Mars Buzzes by Beehive Cluster
Saturn and Venus have been fixtures of the early evening sky, and come Friday, the two are within half a dozen degrees of one another. By Tuesday they are barely three degrees apart low in the west-southwest immediately after sunset. Venus is so bright you may spot her while the sky is still lit. Saturn pops into view to the upper left of Venus. Both planets sink beneath the horizon within an hour of the sun, but over the coming weeks, Venus holds steady, while Saturn disappears from view.
At the other side of darkness, Jupiter and Mars shine in the east before dawn. Jupiter rises around 2am and outshines any star. A couple hours later, much fainter Mars rises far to Jupiter’s lower left.
Mars is amid the dim constellation Cancer, but with the waxing moon absent from pre-dawn skies until mid-week, its simple X shape should be easy to spot. Look for the red planet just a couple degrees to the right of the constellation’s mid-point, marked by a relatively bright but fuzzy patch of light. This is no star but the combined light from thousands of distant stars amid the Beehive Cluster. Also called Praesepe as well as the unglamorous scientific M44, it is a stellar incubator some 5,000 light years away. Seen through a pair of binoculars or even a small telescope, the cluster comes alive with individual points of light.

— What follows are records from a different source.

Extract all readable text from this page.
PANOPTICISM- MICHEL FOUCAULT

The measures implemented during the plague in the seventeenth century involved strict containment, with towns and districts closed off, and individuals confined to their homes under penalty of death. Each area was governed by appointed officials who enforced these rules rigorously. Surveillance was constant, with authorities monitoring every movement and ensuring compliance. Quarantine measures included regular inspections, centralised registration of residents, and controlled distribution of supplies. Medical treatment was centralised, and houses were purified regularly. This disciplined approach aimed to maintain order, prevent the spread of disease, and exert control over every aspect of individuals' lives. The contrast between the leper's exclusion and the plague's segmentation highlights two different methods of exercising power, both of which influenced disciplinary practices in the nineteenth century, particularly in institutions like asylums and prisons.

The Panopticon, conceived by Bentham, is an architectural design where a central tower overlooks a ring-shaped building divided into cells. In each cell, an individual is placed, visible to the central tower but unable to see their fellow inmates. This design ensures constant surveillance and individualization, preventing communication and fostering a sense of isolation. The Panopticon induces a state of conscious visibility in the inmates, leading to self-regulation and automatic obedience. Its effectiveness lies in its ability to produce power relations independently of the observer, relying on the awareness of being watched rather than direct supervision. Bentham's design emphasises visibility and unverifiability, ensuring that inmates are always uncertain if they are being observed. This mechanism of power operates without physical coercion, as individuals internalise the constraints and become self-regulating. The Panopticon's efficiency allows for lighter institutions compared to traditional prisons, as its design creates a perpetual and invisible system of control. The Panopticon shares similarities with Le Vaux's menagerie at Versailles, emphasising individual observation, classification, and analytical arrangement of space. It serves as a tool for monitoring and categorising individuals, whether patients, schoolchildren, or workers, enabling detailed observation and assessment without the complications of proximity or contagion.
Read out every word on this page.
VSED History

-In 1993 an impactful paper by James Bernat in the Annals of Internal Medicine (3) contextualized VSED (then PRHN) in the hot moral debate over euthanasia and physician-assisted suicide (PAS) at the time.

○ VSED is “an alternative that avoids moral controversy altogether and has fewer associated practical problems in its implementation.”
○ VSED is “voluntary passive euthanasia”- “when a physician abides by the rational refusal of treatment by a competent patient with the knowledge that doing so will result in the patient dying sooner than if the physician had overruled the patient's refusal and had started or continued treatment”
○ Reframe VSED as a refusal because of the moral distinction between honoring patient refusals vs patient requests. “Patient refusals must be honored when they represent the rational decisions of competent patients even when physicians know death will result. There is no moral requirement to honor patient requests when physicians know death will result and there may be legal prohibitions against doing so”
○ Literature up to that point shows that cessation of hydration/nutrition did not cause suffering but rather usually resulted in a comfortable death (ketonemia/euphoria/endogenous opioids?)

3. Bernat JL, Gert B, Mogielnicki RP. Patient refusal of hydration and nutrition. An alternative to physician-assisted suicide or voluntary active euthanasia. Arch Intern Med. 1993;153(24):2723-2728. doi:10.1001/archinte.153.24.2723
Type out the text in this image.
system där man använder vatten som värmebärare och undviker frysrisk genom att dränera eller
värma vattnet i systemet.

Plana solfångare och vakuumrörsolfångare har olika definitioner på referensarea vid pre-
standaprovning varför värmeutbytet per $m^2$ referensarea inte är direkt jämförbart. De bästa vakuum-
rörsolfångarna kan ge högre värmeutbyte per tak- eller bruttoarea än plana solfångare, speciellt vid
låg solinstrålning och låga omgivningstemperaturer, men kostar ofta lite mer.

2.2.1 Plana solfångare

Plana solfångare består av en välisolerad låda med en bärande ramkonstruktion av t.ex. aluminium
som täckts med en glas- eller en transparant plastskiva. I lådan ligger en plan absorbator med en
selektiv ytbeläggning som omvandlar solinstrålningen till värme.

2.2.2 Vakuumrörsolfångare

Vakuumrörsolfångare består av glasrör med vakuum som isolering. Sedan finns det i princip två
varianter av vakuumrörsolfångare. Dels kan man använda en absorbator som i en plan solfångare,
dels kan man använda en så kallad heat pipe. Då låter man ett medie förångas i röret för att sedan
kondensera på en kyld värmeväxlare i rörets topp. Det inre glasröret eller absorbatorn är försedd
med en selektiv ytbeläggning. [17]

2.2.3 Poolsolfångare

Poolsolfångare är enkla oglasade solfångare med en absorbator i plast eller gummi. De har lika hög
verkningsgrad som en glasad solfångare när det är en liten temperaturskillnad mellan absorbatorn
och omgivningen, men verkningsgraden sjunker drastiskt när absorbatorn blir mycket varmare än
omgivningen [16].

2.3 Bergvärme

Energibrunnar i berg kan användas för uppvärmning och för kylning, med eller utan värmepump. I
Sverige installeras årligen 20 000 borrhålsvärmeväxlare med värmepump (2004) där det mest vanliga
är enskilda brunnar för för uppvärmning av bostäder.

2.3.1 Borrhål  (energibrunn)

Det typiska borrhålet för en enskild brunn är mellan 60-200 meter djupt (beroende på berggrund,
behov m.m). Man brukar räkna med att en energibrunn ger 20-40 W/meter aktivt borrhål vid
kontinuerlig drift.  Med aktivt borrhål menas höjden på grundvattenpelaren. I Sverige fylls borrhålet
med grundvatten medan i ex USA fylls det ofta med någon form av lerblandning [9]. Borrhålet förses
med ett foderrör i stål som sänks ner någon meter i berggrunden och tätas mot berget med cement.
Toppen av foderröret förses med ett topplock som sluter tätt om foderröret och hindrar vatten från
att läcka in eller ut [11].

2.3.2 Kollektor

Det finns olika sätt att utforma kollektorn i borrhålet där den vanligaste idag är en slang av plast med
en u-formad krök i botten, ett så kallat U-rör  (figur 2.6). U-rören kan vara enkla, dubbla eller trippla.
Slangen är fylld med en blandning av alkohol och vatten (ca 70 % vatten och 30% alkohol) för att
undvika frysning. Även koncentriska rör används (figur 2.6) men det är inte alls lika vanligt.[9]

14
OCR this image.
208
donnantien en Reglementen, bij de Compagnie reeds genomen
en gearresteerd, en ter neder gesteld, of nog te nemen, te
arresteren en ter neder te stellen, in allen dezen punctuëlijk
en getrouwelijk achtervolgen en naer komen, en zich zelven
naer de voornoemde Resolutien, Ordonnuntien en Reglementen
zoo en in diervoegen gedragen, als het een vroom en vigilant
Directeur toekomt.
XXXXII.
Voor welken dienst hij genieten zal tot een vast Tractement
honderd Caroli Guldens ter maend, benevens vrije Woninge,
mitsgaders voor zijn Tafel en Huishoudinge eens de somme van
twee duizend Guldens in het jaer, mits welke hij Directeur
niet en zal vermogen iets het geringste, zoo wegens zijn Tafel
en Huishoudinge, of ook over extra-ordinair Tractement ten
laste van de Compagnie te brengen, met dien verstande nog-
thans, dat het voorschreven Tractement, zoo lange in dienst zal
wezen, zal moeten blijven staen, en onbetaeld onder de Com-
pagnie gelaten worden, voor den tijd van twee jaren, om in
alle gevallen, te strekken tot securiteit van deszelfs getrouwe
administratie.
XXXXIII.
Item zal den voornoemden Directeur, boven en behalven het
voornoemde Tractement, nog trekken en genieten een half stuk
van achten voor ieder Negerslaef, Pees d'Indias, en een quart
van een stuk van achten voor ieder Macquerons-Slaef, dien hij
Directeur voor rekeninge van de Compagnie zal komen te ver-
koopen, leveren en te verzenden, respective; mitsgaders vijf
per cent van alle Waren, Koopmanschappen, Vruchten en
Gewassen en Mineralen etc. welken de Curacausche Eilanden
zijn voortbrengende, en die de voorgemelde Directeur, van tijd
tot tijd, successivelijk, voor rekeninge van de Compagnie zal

Nearing the mid-point between summer and winter, the brightest star of the Summer Triangle, Vega, stands directly overhead atop the celestial zenith at sunset this week. The other points to the triangle are Deneb, to the east, and Altair, to the southeast. The Triangle is not a constellation in its own right but rather an asterism, for each star belongs to its own constellation. Vega is the led star in Lyra; Deneb is the main star in Cygnus the swan, also called the Northern Cross; Altair is the bright eye of Aquila the eagle.